Once I enter the place with a triumphant cry of “records” in my best metal falsetto my focus narrows onto the immediate list but the peepers are quickly enticed by various sundry goods which have been lying dormant in my consciousness. James played Virgil, occasionally dropping wisdom on me like, “they have baskets”. Turns out I needed a basket. The 2 hours we spent there felt like 5 minutes. You have to narrow your focus for what you want to hear and yet open your mind enough to allow for other possibilities to drift in. Prior to the trip James received an email from the store alerting him of three very large jazz collections coming into the store from I think North Carolina? Philadelphia? Jersey? I forget where they came from but those jazz shelves were bursting with goodness, not to mention the stacks BENEATH the shelves!!! A cornucopia of great jazz listens. I love Duke Ellington and I cannot recommend highly enough his live concert at The Whitney! Loose performances of such beautiful compositions, Duke was a class act but quick with a joke too! James/Virgil may have directed me to that one. It helps to have someone super-knowledgeable about music in general and many specific genres as well to guide you through the stacks and shelves! Be not tempted by CDs you’re pretty sure will only get a cursory curious listen, go for the gold! Play the long game! What music will you turn to again and again? It doesn’t always work out this way….as with any journey nothing ventured, nothing gained. I did not properly prepare for this trip i.e. go through my collection and find the CDs I no longer need, listen to and or want (next time) to trade in. But that’s an excellent aspect of the store, the exchange. James got over 80 dollars for the CDs he brought in….takes some of the sting out of the bill on the way out.

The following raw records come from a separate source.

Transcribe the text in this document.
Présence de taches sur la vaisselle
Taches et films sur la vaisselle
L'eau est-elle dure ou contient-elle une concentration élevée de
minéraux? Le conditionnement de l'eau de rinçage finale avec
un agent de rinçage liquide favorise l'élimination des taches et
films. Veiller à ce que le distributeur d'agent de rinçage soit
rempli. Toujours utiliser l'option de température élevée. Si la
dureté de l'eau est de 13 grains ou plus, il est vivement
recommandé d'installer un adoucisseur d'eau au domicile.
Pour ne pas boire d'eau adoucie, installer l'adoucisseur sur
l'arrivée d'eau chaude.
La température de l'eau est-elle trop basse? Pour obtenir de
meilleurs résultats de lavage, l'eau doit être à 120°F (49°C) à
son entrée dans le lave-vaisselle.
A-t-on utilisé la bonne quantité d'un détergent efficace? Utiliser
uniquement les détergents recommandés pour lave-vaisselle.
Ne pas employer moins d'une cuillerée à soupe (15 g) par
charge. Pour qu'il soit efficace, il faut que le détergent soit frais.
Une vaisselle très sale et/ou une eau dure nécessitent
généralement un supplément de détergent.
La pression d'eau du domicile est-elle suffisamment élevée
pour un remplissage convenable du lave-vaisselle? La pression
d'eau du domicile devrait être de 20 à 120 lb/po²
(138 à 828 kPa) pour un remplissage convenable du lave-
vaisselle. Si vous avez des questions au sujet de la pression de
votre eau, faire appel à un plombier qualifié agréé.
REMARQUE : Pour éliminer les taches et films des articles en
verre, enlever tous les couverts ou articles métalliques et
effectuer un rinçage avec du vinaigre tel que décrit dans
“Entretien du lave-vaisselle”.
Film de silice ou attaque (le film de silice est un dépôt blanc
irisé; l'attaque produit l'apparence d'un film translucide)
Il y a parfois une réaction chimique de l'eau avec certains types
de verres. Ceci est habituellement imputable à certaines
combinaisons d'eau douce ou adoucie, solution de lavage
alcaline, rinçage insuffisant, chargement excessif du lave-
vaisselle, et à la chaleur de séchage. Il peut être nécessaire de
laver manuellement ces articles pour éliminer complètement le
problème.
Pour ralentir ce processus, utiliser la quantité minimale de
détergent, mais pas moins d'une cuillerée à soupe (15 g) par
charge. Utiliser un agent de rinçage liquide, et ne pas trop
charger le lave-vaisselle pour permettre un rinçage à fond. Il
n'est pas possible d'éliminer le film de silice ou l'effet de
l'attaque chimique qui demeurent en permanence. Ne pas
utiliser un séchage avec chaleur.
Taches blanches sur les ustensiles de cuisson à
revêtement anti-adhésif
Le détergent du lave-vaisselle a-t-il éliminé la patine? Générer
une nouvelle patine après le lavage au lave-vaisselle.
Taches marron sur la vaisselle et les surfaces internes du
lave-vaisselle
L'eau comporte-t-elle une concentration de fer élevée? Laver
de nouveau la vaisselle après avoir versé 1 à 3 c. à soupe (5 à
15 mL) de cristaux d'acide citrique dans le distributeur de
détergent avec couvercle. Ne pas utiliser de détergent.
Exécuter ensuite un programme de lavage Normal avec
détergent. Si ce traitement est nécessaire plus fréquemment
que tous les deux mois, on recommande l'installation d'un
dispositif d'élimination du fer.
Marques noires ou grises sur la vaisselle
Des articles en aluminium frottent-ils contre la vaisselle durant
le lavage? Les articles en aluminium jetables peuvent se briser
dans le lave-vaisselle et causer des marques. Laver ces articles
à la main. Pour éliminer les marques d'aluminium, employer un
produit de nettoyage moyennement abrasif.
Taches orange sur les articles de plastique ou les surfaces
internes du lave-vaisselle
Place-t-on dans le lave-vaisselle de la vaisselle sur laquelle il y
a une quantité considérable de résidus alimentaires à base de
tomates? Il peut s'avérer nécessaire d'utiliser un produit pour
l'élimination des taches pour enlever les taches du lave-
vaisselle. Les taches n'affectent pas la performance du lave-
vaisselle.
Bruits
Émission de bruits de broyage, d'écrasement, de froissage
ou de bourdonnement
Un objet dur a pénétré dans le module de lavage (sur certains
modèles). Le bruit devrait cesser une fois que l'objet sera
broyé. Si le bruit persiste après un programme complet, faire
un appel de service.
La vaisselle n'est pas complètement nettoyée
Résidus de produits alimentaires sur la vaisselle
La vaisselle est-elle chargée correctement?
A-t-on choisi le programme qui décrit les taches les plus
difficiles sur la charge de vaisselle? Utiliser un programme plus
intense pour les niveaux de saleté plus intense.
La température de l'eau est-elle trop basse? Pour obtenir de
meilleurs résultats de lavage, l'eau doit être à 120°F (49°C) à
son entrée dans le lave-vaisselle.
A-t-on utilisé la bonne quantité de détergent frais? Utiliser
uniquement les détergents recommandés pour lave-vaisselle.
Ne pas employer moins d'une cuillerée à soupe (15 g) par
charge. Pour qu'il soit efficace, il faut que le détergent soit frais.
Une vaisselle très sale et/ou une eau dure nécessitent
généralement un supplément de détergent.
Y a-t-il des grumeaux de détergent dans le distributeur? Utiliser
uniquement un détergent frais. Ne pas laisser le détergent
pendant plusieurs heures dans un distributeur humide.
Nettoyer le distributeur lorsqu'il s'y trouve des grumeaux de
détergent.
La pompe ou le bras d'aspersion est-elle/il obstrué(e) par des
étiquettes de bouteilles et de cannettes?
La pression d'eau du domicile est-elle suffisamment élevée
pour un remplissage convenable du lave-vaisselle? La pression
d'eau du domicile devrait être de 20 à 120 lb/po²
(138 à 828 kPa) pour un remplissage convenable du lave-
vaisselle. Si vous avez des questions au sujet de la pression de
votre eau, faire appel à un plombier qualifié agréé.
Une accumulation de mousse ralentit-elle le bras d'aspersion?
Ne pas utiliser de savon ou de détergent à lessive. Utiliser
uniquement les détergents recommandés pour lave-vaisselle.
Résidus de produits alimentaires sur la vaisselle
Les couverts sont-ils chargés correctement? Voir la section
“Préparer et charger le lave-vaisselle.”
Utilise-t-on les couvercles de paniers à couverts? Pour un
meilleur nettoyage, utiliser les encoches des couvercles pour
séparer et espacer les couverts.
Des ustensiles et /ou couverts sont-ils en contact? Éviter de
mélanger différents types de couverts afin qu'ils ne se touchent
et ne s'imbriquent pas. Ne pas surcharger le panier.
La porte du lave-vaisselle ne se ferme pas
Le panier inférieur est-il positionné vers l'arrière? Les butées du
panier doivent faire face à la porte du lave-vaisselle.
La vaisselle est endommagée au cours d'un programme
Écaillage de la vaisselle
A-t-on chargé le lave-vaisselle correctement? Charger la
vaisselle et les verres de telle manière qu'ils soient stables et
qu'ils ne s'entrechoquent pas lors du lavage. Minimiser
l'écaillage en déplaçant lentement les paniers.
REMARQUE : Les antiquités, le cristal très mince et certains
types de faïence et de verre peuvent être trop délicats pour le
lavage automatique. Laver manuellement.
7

Suffice it to say it was an intense, excellent visit. I highly recommend The Princeton Record Exchange. Princeton is a lovely berg and The Bent Spoon has some of the best innovative ice cream flavors ever! I had 3 scoops (hey they’re small!) strawberry/marscapone, banana/butter pecan, and chocoltae/habanero!!!! yummmm
Now when you get home with your loot and you’re deciding which album to spin first you must employ the same tactic that you used in the store. In other words, employ your instinct and intuition. It was a full, fun day, had dinner, now home and winding down….feels like jazz to me….not the Cannonball Adderly/John Coltrane that might have too much pepper….Duke Ellington at The Whitney did the trick!